Shafak: I think we should take into account the fact that most of the Turks do want to join the EU, sometimes for different reasons. But it’s not only a political decision. The Turkish society too wants to join the EU. We should all struggle for it because it’s important for many reasons. I want to see the role of the military and the role of the state apparatus diminish in Turkey. I want Turkey to become a more civil society-based country rather than a state-centered country. Even academic intellectuals are so state oriented, they always think about the well being of the state but not really the well being of the civil society. . .

Turkey in the EU. Turkey’s inclusion in the EU is going to be good for both sides. We are living in a very dangerous time. There is the danger of the world being divided into two camps. There are people who believe in a clash of civilizations between the Muslim world and the Western world. . . My worldview is that it’s not a clash of civilizations but it’s a clash of opinions.

On the one hand we have the nationalists with a lot of xenophobia, people who want to live with their mirror images; on the other hand there are the cosmopolitans, people who are willing to live with others coming from different backgrounds. It’s also a big test for the Europeans because most Europeans are asking themselves ‘what are we going to do with so many Muslim minorities in the middle of the EU?’ So it’s a big question of coexistence for all of us.”

The Taj Mahal–Essence of Kitsch?

Alexander Cockburn seems to show some kind of aesthetic failing (to editorialize) here.

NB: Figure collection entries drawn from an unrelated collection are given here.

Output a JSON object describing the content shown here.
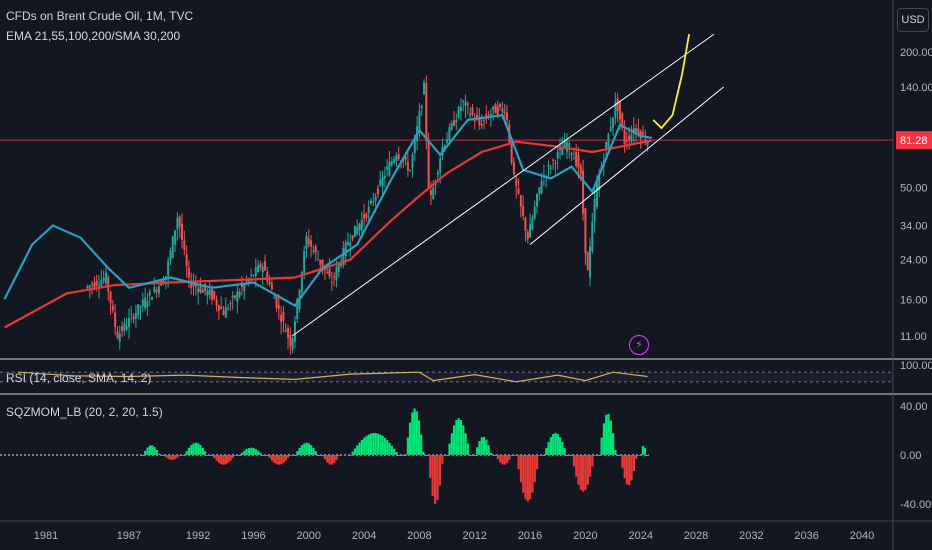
{
  "header": {
    "title": "CFDs on Brent Crude Oil, 1M, TVC",
    "subtitle": "EMA 21,55,100,200/SMA 30,200",
    "currency_button": "USD",
    "flash_icon": "lightning-icon"
  },
  "price_axis": {
    "ticks": [
      "200.00",
      "140.00",
      "81.28",
      "50.00",
      "34.00",
      "24.00",
      "16.00",
      "11.00"
    ],
    "current_price": "81.28",
    "current_price_color": "#f23645"
  },
  "rsi_panel": {
    "label": "RSI (14, close, SMA, 14, 2)",
    "tick": "100.00"
  },
  "sqz_panel": {
    "label": "SQZMOM_LB (20, 2, 20, 1.5)",
    "ticks": [
      "40.00",
      "0.00",
      "-40.00"
    ]
  },
  "time_axis": {
    "ticks": [
      "1981",
      "1987",
      "1992",
      "1996",
      "2000",
      "2004",
      "2008",
      "2012",
      "2016",
      "2020",
      "2024",
      "2028",
      "2032",
      "2036",
      "2040"
    ]
  },
  "colors": {
    "background": "#131722",
    "up": "#26a69a",
    "down": "#ef5350",
    "ema": "#2a9fc1",
    "sma200": "#e53935",
    "projection": "#ffeb3b",
    "channel": "#ffffff",
    "rsi": "#c9b458",
    "sqz_up": "#00e676",
    "sqz_down": "#e53935"
  },
  "chart_data": [
    {
      "type": "candlestick",
      "log_scale": true,
      "ylim": [
        9,
        300
      ],
      "xlim": [
        1978,
        2043
      ],
      "price_points": [
        [
          1984,
          18
        ],
        [
          1985.5,
          20
        ],
        [
          1986.3,
          11
        ],
        [
          1988,
          15
        ],
        [
          1989.8,
          20
        ],
        [
          1990.7,
          38
        ],
        [
          1991.5,
          19
        ],
        [
          1993,
          17
        ],
        [
          1994,
          14
        ],
        [
          1995,
          17
        ],
        [
          1996.8,
          23
        ],
        [
          1998.9,
          10
        ],
        [
          2000,
          30
        ],
        [
          2001.8,
          19
        ],
        [
          2003,
          29
        ],
        [
          2004.5,
          40
        ],
        [
          2005.8,
          60
        ],
        [
          2006.5,
          72
        ],
        [
          2007.5,
          60
        ],
        [
          2008.5,
          140
        ],
        [
          2008.9,
          42
        ],
        [
          2009.8,
          75
        ],
        [
          2011.3,
          120
        ],
        [
          2012.5,
          95
        ],
        [
          2013.5,
          110
        ],
        [
          2014.4,
          112
        ],
        [
          2015,
          55
        ],
        [
          2016,
          30
        ],
        [
          2017,
          55
        ],
        [
          2018.8,
          80
        ],
        [
          2019.8,
          60
        ],
        [
          2020.3,
          20
        ],
        [
          2020.9,
          48
        ],
        [
          2022.4,
          122
        ],
        [
          2023,
          80
        ],
        [
          2023.8,
          92
        ],
        [
          2024.6,
          81.28
        ]
      ],
      "ema_points": [
        [
          1978,
          16
        ],
        [
          1980,
          28
        ],
        [
          1981.5,
          34
        ],
        [
          1983.5,
          30
        ],
        [
          1985.5,
          22
        ],
        [
          1987,
          18
        ],
        [
          1990,
          20
        ],
        [
          1993,
          18
        ],
        [
          1996,
          19
        ],
        [
          1999,
          15
        ],
        [
          2001,
          22
        ],
        [
          2003.5,
          28
        ],
        [
          2006,
          55
        ],
        [
          2008,
          90
        ],
        [
          2009.5,
          70
        ],
        [
          2011.5,
          100
        ],
        [
          2014,
          105
        ],
        [
          2015.5,
          60
        ],
        [
          2017.5,
          55
        ],
        [
          2019,
          62
        ],
        [
          2020.5,
          48
        ],
        [
          2022.5,
          95
        ],
        [
          2024,
          85
        ],
        [
          2024.8,
          83
        ]
      ],
      "sma200_points": [
        [
          1978,
          12
        ],
        [
          1980,
          14
        ],
        [
          1982.5,
          17
        ],
        [
          1986,
          18.5
        ],
        [
          1990,
          19
        ],
        [
          1995,
          19.5
        ],
        [
          1999,
          20
        ],
        [
          2003,
          24
        ],
        [
          2006,
          36
        ],
        [
          2008,
          46
        ],
        [
          2010,
          58
        ],
        [
          2012.5,
          72
        ],
        [
          2015,
          80
        ],
        [
          2018,
          76
        ],
        [
          2020.5,
          72
        ],
        [
          2022.5,
          76
        ],
        [
          2024.8,
          81
        ]
      ],
      "projection_points": [
        [
          2024.9,
          100
        ],
        [
          2025.5,
          92
        ],
        [
          2026.3,
          105
        ],
        [
          2027,
          160
        ],
        [
          2027.5,
          240
        ]
      ],
      "channel_upper": [
        [
          2009.5,
          28
        ],
        [
          2029.5,
          260
        ]
      ],
      "channel_lower": [
        [
          1998.8,
          11
        ],
        [
          2029.5,
          260
        ]
      ],
      "channel_lower2": [
        [
          2016,
          28
        ],
        [
          2030,
          140
        ]
      ],
      "current_line": 81.28
    },
    {
      "type": "line",
      "name": "RSI",
      "ylim": [
        0,
        100
      ],
      "points": [
        [
          1979,
          70
        ],
        [
          1983,
          55
        ],
        [
          1987,
          52
        ],
        [
          1991,
          58
        ],
        [
          1995,
          48
        ],
        [
          1999,
          40
        ],
        [
          2003,
          62
        ],
        [
          2008,
          70
        ],
        [
          2009,
          35
        ],
        [
          2012,
          60
        ],
        [
          2015,
          30
        ],
        [
          2018,
          58
        ],
        [
          2020,
          35
        ],
        [
          2022,
          70
        ],
        [
          2024.5,
          52
        ]
      ]
    },
    {
      "type": "bar",
      "name": "SQZMOM",
      "ylim": [
        -50,
        50
      ],
      "segments": [
        [
          1988,
          1989.5,
          8
        ],
        [
          1989.5,
          1991,
          -4
        ],
        [
          1991,
          1993,
          10
        ],
        [
          1993,
          1995,
          -8
        ],
        [
          1995,
          1997,
          6
        ],
        [
          1997,
          1999,
          -8
        ],
        [
          1999,
          2001,
          10
        ],
        [
          2001,
          2002.5,
          -8
        ],
        [
          2003,
          2007,
          18
        ],
        [
          2007,
          2008.6,
          38
        ],
        [
          2008.6,
          2010,
          -40
        ],
        [
          2010,
          2012,
          30
        ],
        [
          2012,
          2013.5,
          15
        ],
        [
          2013.5,
          2015,
          -8
        ],
        [
          2015,
          2017,
          -38
        ],
        [
          2017,
          2019,
          18
        ],
        [
          2019,
          2021,
          -30
        ],
        [
          2021,
          2022.5,
          34
        ],
        [
          2022.5,
          2024,
          -25
        ],
        [
          2024,
          2024.6,
          8
        ]
      ]
    }
  ]
}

“I’ve never cared for the Taj Mahal, depicted on the biscuit tins of my childhood. And after seeing Akbar’s first palace compound at Fatehpur Sikri, I feel this more strongly. Kitsch is emotional blackmail and the Taj Mahal, blaring Shah Jehan’s bereavement, seems to me the very essence of kitsch. Part of the problem is Shah Jehan’s snobbery about red sandstone. Both here and a mile up river at the Fort he ordered white marble and in the case of the Taj Mahal the result is a sort of airless sterility. The manic symmetry amplifies this. Also, the Taj Mahal is just too big. Akbar’s tomb, a few leagues back down the road towards Delhi, though large, seems proportionate. But the vast Taj Mahal diminishes its skeletal contents, ensconced in two sarcophagi at its core. Shah Jehan was locked up by Aurangzeb in the Fort, a mile upstream, and spent many years looking down the river at his wife’s mausoleum, apparently squinting in a little piece of mirror at night to catch the reflection. When he died Aurangzeb shipped him downstream to join Arjumand in the comity of the sepulcher, though symmetry is for once controverted since his stone coffin is slightly larger and higher than hers. These days the river is shallow and dirty. In the mid seventeenth-century it was clear and twenty feet deep.”